Não, a dívida não some. O Banco Central decretou a liquidação extrajudicial do Will Bank em 21 de janeiro de 2026, atingindo cerca de 12 milhões de clientes. A liquidação encerra a operação do banco, mas não extingue contratos de crédito: empréstimos, financiamentos e faturas de cartão continuam válidos e passam a ser administrados pelo liquidante nomeado pelo Banco Central, podendo ser transferidos a outra instituição.

O que aconteceu, em ordem

Em uma frase: o Will Bank caiu junto com o Banco Master, que era o dono dele — e liquidação de banco não perdoa dívida de cliente.
  1. Novembro de 2025 — cai o Banco Master

    O Banco Central decretou a liquidação do Banco Master, controlador do Will Bank, em meio a uma crise financeira grave.

  2. O Will entra em regime especial

    Passou a operar sob Regime de Administração Especial Temporária (RAET) — uma espécie de última chance para se recuperar ou ser vendido a outro investidor.

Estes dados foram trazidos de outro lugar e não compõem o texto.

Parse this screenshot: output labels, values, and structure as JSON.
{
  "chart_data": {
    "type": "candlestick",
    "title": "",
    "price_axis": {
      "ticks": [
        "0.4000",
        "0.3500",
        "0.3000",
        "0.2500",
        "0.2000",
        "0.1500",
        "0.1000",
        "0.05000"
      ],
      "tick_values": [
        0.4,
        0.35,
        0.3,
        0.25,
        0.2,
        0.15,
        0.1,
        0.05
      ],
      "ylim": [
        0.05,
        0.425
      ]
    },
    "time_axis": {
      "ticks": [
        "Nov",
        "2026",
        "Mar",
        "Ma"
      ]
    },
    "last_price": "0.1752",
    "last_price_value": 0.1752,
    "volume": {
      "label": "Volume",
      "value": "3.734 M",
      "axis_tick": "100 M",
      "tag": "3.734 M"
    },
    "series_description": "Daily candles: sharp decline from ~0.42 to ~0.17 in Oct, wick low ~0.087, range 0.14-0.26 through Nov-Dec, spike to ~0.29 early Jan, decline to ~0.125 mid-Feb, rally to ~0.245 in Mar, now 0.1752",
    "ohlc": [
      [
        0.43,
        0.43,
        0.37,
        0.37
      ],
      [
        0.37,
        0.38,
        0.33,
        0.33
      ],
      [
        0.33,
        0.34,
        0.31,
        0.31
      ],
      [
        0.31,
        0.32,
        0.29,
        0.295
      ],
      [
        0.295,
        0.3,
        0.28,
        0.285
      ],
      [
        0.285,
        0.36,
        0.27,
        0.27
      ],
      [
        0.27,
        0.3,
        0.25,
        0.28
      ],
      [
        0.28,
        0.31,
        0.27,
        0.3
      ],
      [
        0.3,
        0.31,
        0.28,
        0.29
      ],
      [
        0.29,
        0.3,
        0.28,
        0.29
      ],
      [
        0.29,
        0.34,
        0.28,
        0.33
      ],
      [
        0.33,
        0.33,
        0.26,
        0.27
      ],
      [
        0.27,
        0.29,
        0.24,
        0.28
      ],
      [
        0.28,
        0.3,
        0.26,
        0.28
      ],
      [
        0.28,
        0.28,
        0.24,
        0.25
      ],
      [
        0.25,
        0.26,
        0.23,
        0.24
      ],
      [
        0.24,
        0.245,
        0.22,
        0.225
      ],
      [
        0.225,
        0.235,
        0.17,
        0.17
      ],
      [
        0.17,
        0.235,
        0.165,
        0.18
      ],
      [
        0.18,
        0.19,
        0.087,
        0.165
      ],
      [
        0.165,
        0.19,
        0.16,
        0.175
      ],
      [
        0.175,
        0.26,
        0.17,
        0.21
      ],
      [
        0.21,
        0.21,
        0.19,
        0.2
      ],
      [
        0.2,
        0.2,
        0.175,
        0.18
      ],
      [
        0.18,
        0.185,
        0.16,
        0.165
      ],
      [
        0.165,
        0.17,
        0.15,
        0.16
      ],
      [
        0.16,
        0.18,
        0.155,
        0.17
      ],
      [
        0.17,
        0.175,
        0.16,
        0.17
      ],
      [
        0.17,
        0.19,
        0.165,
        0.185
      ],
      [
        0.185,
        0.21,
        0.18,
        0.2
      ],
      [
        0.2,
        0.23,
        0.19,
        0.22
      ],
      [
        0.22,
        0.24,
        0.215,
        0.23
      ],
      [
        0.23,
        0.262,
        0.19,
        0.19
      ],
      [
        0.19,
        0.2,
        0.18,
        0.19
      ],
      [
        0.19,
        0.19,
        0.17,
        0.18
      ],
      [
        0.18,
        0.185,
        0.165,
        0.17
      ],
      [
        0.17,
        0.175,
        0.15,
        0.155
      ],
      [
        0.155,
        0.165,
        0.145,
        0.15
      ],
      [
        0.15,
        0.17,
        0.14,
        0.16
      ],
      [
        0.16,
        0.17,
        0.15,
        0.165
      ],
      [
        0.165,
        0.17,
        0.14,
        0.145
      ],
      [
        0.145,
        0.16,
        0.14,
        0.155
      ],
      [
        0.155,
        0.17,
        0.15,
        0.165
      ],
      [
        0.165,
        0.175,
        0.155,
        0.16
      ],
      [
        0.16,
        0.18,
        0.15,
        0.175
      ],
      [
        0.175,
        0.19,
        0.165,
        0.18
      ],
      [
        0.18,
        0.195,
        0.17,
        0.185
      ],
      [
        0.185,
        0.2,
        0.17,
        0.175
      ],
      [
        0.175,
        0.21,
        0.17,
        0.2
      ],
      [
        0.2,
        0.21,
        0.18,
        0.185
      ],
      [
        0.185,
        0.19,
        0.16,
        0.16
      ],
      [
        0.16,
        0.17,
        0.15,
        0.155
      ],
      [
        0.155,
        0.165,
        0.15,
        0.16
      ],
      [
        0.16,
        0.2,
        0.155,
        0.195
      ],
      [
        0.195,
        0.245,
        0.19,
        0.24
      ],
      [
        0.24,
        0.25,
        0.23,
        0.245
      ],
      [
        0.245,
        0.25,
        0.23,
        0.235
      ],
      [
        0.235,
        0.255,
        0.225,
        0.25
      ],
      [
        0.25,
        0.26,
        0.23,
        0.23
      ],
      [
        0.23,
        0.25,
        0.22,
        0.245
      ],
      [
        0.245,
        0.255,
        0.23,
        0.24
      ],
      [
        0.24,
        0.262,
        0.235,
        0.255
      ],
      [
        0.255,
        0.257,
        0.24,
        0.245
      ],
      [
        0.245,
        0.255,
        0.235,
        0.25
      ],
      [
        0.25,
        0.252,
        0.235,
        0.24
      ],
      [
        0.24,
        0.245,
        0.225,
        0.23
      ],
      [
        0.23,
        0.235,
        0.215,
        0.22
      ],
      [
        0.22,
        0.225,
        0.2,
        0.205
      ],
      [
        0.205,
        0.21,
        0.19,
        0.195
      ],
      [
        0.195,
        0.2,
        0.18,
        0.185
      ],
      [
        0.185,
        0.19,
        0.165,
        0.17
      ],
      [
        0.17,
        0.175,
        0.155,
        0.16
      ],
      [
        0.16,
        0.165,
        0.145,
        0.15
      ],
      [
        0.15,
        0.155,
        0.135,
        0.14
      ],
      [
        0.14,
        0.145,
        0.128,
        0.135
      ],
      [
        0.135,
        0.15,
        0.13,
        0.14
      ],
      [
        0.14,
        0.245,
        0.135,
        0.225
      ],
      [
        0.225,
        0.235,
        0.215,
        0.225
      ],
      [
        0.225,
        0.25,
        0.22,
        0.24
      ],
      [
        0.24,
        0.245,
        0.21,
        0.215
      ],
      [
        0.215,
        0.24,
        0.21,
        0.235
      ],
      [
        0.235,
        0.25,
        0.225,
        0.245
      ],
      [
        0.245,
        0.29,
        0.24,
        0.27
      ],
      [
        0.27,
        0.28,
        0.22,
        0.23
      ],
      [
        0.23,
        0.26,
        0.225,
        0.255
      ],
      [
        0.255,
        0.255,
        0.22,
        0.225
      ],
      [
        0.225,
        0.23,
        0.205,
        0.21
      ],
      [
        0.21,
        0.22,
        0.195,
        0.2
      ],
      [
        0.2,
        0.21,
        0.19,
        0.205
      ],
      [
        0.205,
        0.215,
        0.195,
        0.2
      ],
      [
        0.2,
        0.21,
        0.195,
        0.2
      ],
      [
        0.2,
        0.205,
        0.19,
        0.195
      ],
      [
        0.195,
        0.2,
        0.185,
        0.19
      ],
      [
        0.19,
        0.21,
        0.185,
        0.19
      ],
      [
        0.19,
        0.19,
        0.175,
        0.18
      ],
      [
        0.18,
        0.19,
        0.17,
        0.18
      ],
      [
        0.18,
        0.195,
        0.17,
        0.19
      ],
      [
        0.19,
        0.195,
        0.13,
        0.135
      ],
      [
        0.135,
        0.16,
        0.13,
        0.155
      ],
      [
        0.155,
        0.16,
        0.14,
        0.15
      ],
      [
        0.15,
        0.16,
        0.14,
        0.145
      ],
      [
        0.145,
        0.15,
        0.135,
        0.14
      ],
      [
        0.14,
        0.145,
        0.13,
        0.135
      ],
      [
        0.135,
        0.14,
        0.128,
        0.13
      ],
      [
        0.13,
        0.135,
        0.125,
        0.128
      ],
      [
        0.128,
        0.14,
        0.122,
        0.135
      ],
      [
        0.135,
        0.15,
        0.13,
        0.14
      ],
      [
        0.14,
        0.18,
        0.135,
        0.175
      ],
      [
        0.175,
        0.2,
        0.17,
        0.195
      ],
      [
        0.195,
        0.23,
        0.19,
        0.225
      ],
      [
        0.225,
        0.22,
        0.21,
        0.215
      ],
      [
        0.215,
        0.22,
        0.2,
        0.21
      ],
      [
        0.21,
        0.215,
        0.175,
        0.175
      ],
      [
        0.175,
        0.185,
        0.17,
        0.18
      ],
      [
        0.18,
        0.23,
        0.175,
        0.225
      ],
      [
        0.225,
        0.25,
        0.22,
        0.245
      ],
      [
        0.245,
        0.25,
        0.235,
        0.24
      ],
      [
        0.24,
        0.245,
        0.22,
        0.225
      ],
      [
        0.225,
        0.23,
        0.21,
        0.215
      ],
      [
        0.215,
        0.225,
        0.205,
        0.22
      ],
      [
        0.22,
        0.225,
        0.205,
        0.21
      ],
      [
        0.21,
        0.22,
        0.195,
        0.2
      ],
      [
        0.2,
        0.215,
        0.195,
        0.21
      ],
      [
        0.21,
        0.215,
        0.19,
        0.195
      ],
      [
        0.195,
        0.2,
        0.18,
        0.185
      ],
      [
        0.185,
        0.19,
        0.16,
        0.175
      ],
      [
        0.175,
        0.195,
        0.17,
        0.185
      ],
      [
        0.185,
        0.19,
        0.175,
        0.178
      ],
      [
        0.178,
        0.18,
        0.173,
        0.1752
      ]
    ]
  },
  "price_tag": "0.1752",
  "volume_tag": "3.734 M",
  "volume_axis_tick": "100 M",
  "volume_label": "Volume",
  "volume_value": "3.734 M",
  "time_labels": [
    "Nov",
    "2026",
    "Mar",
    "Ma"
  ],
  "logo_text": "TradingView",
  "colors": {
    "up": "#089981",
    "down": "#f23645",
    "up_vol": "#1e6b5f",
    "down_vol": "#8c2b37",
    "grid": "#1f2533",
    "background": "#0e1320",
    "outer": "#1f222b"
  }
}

  3. 21 de janeiro de 2026 — a liquidação

    Sem conseguir honrar compromissos e sem recuperação viável, o Banco Central decretou a liquidação extrajudicial. Contas bloqueadas, cartões inoperantes, Pix suspenso.

A partir daí, quem administra tudo é o liquidante nomeado pelo Banco Central. É ele que responde pelos ativos e pelos contratos da instituição — inclusive pelos créditos a receber, ou seja, pelas dívidas dos clientes.

A dívida com o Will Bank foi perdoada?

Não. E essa é a informação que mais circula errada em grupo de WhatsApp.

A liquidação extrajudicial encerra a operação da instituição. Ela não anula os contratos de crédito que os clientes assinaram. Empréstimo, financiamento, parcelamento e fatura de cartão continuam existindo e continuam devidos.

SituaçãoO que muda com a liquidação
Dinheiro guardado no bancoEntra na fila de credores; produtos cobertos têm garantia do FGC até R$ 250.000,00 por CPF
Empréstimo ou financiamento em abertoContinua devido. Passa a ser administrado pelo liquidante
Fatura de cartão em abertoContinua devida
Dívida já negativadaO registro permanece; a liquidação não retira nome de cadastro
Prazo de prescriçãoContinua correndo normalmente, do vencimento original

Repare na assimetria que revolta muita gente e é preciso dizer com clareza: o dinheiro que estava lá entra numa fila; a dívida que se tem com o banco não entra em fila nenhuma. Ela continua exigível do primeiro dia.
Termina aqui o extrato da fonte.